L’apocalypse de 1940 ne nous guette pas. Nous n’aurons pas à
tout reconstruire à neuf, mais nous ne serons pas dispensés de l’inventaire des
forces et des faiblesses actuelles du pays. »
Enfin, le 5 juin 2013, je tentais de répondre à la question
suivante : « Le mur de Berlin est-il tombé en France ? » :
j’y défendais l’idée selon laquelle nous n’avions pas totalement tiré la leçon
de l’échec du communisme soviétique. Ce dernier aurait dû, selon moi, conduit à
s’interroger sur les limites du volontarisme politique, et conduire à redéfinir
ce qui est possible ou pas en termes d’amélioration de la société. Et donc
infuser une solide dose de pragmatisme dans la culture politique française.

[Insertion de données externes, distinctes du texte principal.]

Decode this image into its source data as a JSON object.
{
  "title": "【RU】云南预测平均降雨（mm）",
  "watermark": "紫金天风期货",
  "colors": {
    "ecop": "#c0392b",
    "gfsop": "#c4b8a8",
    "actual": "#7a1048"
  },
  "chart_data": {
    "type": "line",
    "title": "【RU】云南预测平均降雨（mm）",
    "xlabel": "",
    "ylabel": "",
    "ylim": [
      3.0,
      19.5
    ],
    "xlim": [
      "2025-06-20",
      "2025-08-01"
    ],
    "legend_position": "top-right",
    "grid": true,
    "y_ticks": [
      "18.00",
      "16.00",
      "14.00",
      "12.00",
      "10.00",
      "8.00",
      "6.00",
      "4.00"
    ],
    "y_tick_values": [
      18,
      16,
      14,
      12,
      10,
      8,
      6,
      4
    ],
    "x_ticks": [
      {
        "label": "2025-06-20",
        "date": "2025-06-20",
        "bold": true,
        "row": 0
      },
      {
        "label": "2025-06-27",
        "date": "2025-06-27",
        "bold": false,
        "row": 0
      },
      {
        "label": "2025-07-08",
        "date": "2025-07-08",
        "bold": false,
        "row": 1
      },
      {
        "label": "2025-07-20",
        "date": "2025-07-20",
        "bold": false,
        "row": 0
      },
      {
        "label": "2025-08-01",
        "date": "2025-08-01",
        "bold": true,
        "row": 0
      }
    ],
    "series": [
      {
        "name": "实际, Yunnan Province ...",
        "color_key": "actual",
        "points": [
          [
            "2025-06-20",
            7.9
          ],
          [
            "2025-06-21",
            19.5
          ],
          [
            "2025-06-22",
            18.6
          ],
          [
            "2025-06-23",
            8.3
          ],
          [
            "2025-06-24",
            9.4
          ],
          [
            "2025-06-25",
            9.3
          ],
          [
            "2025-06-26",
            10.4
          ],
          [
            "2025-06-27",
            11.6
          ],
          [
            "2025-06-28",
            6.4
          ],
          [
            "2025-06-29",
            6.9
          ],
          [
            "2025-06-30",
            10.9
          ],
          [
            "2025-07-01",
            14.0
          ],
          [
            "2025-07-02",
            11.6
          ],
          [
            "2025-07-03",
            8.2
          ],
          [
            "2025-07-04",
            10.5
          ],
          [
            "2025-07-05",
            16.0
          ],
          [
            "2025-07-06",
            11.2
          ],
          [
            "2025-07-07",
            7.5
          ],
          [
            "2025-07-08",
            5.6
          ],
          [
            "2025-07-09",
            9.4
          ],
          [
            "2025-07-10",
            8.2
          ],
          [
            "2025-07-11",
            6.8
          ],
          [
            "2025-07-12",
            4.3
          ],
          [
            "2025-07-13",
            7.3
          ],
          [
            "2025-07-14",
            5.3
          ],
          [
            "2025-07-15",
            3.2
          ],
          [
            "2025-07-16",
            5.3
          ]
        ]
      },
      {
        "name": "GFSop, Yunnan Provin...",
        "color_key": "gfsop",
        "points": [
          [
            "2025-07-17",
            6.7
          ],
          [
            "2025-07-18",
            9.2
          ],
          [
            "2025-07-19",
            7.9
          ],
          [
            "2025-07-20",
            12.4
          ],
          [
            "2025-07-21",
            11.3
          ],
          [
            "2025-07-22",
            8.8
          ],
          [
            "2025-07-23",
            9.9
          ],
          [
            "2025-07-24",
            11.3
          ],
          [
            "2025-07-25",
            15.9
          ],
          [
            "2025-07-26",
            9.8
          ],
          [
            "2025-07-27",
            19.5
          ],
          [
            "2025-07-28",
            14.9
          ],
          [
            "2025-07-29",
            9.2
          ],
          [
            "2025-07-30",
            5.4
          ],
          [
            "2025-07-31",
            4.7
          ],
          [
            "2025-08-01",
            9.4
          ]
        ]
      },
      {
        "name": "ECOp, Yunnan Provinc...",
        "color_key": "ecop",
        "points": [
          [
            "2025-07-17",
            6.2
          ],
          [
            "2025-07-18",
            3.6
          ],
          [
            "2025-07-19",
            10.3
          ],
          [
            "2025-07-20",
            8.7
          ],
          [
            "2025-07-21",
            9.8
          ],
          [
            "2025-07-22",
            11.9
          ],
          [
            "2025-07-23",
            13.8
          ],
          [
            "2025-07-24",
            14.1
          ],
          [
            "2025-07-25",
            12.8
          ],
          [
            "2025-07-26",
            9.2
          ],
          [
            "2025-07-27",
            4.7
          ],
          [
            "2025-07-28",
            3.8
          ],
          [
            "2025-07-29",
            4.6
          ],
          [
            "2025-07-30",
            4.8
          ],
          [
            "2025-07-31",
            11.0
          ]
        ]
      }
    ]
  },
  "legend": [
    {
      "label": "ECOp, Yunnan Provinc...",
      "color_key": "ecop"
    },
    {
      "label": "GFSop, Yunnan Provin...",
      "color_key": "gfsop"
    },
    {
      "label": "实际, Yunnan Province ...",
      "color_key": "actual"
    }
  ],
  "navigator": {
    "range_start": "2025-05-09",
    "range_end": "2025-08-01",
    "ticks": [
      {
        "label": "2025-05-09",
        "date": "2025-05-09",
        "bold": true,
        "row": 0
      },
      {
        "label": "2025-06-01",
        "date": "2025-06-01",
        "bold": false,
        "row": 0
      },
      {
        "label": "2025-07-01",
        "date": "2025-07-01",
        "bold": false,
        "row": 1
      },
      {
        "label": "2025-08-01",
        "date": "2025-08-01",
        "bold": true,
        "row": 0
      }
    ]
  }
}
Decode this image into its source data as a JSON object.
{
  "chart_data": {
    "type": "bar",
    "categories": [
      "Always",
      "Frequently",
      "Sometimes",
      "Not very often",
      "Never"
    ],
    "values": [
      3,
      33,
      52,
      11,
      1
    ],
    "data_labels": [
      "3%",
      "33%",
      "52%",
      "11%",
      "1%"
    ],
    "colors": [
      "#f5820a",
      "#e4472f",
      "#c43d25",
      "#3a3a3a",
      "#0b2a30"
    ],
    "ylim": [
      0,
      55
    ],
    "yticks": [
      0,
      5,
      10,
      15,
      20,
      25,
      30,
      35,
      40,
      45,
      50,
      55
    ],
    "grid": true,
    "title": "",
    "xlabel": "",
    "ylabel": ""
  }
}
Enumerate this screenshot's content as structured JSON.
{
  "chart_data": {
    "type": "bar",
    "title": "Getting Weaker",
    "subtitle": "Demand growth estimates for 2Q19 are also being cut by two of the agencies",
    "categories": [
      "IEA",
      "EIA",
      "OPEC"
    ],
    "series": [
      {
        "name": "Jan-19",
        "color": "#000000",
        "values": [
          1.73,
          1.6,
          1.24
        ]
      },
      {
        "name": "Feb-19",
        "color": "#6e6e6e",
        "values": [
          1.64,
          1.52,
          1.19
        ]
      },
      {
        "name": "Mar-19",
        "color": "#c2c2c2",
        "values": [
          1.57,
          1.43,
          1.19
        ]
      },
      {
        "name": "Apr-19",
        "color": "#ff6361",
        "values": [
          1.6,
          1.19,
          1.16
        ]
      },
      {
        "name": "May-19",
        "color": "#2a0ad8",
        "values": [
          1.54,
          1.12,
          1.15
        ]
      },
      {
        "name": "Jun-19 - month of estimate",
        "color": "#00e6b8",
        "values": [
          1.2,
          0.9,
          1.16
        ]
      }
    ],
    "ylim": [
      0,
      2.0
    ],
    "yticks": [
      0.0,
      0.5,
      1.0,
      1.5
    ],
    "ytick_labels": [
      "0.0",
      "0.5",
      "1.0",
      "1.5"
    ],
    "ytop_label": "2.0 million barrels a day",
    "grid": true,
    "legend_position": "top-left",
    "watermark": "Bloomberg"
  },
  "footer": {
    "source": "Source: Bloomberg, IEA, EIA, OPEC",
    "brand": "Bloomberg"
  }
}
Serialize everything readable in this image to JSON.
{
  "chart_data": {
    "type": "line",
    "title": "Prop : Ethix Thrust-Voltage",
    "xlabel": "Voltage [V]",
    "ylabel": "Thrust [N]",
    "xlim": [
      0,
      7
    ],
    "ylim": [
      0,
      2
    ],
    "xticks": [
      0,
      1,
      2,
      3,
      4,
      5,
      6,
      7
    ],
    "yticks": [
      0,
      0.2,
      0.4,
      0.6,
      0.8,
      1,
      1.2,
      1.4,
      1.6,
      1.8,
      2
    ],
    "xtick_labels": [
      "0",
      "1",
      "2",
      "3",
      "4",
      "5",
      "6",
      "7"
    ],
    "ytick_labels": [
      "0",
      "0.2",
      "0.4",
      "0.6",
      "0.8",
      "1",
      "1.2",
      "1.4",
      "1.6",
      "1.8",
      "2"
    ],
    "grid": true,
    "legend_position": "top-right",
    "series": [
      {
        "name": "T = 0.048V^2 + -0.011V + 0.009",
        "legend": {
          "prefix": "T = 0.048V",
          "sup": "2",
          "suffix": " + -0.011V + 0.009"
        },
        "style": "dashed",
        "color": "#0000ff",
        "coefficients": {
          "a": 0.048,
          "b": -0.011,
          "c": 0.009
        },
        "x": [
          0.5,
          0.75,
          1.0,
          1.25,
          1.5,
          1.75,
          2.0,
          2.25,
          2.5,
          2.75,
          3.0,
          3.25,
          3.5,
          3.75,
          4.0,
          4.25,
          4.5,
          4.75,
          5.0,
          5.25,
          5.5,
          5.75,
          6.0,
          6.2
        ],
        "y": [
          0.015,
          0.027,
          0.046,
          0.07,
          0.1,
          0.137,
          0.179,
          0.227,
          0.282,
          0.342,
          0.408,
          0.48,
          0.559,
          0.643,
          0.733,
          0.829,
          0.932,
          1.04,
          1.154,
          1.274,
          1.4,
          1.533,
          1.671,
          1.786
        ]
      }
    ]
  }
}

Tout au contraire, le discours politique a eu tendance à rester
ultra-volontariste, et à faire le grand écart avec les pratiques
gouvernementales.
Deux causes selon moi expliquent ce phénomène : le
maintien d’une tradition républicaine « rouge » visant à construire
une société égalitaire et fraternelle (le pire et le meilleur de l’idée
républicaine, sa ressource mystique et la source possible d’un déchaînement de
violence), et d’autre part la faiblesse numérique du nombre des militants de
tous les partis, peuvent d’autant plus vivre dans l’enchantement que leurs
organisations sont peu ancrées dans la société. Finalement, c’est peut-être
maintenant, sous la pression de la dure nécessité, que la culture politique
française est en train de muter.
Ces articles sont une goutte d’eau dans un océan ; ils
espèrent participer à un courant d’idées, ou au moins à une tendance qui tente
de concilier lucidité et refus de la dépression collective où nombre d’entre
nous sont tombés, et de faire qu’une politique désenchantée ne soit pas une
politique sans valeurs, sans conviction et résignée d’avance à l’impuissance.
Qui veut tout pouvoir, au fond, ne peut rien.